After quickly touching $1835 in the morning session, it was smashed back below $1800. On-chain evidence shows Grayscale dumped 16,000 ETH in the $1823-$1832 range, combined with $38 million in short positions lurking on Bitfinex, indicating a clear intention to suppress the price.

The five-minute chart's MA30 has crossed below MA60, forming a death cross. The MACD is starting to expand after a second death cross above the zero line, which has invalidated the bullish arrangement from the morning session. This technical pattern is chilling to observe.



Double blow from the news: The SEC has postponed the vote on the ETH spot ETF to July 8, and CME's Ethereum open interest has evaporated by 12%. These two messages, combined with the four-hour death triangle — Fibonacci 23.6% resistance level at $1812, Deribit's maximum pain point moving down to $1750, and perpetual contract funding rates turning negative to -0.015%, all three signals appearing simultaneously are equivalent to putting triple shackles on the bulls.

Currently, the support range of $1768-$1785 is gathering the weekly EMA21, daily chip peak, and the lower edge of the ATR channel.

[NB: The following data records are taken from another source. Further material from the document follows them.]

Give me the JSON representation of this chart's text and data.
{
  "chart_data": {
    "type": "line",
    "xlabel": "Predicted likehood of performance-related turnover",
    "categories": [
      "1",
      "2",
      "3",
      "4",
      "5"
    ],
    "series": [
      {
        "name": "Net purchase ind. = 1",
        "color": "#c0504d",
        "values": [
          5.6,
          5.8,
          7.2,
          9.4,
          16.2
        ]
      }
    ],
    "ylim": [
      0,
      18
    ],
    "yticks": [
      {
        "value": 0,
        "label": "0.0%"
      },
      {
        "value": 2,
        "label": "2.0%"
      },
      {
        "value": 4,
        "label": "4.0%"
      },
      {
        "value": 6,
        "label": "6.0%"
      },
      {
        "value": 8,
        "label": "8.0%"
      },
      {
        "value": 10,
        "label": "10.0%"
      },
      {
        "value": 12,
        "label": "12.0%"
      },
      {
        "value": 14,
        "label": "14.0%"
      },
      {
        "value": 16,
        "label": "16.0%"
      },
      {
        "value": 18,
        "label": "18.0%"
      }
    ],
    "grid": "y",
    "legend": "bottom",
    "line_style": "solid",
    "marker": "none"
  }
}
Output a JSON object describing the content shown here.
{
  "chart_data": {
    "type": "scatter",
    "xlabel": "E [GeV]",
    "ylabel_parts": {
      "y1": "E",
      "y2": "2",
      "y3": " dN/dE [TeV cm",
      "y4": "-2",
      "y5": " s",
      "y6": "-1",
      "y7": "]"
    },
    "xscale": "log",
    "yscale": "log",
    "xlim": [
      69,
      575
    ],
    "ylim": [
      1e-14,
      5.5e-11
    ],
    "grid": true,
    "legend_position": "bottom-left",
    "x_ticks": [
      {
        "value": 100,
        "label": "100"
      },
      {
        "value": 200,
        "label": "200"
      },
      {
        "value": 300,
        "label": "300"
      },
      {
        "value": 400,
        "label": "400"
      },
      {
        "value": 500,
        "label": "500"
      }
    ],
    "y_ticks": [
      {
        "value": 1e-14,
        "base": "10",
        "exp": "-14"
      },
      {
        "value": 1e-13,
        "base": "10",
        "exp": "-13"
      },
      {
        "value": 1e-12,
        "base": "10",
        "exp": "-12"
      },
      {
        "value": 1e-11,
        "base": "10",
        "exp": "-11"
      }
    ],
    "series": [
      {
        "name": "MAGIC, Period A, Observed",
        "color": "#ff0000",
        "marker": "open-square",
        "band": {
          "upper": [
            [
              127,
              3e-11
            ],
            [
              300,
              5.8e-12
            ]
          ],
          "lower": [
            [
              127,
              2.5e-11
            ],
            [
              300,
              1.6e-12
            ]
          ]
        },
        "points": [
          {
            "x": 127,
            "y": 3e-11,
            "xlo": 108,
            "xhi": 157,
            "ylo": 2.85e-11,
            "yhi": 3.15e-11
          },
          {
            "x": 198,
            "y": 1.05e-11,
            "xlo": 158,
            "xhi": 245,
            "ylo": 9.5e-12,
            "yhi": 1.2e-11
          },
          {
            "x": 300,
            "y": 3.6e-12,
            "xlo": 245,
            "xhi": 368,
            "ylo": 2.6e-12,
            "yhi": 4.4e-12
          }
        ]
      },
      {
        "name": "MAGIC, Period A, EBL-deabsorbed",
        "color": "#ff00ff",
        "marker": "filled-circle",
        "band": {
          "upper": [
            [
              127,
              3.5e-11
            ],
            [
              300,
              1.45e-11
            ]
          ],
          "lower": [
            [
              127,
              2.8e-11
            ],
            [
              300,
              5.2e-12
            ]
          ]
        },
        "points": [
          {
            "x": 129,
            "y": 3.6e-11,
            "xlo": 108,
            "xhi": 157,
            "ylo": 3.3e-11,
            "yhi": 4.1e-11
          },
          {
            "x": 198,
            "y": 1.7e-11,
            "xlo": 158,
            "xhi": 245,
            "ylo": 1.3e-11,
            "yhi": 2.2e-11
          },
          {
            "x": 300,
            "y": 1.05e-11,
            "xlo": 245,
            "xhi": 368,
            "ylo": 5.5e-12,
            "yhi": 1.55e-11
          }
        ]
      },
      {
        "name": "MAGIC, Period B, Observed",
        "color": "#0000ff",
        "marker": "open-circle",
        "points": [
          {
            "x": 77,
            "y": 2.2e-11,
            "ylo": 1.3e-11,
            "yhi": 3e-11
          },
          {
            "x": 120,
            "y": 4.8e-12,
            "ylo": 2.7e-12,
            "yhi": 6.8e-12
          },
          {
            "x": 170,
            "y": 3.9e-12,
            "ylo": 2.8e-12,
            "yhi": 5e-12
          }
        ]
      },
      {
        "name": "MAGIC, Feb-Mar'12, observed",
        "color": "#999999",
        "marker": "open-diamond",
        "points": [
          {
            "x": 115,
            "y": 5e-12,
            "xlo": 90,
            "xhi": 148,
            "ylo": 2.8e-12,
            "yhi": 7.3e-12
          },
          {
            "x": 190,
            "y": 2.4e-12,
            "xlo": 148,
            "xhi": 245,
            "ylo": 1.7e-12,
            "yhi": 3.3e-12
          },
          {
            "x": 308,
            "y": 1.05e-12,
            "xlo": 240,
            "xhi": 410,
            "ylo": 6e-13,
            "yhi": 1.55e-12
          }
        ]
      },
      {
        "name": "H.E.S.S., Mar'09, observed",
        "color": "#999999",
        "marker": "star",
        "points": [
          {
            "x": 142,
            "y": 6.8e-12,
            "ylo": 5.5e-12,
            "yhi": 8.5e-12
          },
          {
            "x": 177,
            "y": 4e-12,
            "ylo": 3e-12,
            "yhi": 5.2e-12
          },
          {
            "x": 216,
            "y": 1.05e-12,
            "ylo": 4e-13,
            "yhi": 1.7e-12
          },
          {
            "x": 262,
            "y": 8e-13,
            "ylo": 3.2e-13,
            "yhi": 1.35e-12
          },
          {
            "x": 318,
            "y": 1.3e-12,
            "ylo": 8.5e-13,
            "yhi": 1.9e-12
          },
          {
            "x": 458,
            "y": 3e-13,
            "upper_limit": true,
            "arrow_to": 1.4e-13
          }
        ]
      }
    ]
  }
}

More critically, there are $230 million in leveraged long orders on BitMEX within this range. If this level breaks down with volume, the avalanche effect triggered by liquidation could directly smash through the strong weekly support at $1730.



However, there is a detail worth pondering: Coinbase had a market sell order of 2000 ETH appear in the early morning, clearly indicating that the main force is testing the liquidity depth.



My personal trading strategy is adjusted to firmly avoid opening new positions near the current price of $1800. If there is a rebound to the $1820-$1825 pressure zone, I can take a 2% position to short, with a stop loss set above $1845, offering a very favorable risk-reward ratio. If it breaks down with volume below $1775, I will directly chase the shorts aiming for the $1730 weekly major support, which could yield at least a $50 profit.



Important reminder: The current volatility index has skyrocketed to 47%, and all positions must have a dynamic stop loss of $18, equivalent to the 10-minute ATR value. The CPI data at 20:30 during the U.S. trading session is a nuclear-level event, with a high probability of a major trend change occurring within two hours after the data is released. The current market is like a tightly wound spring, with both bulls and bears waiting for that trigger; smart money has already contracted their positions, waiting to pick up bloody chips.

Remember, in this meat grinder market, surviving longer is more important than making quick profits; it's better to miss an opportunity than to make a mistake.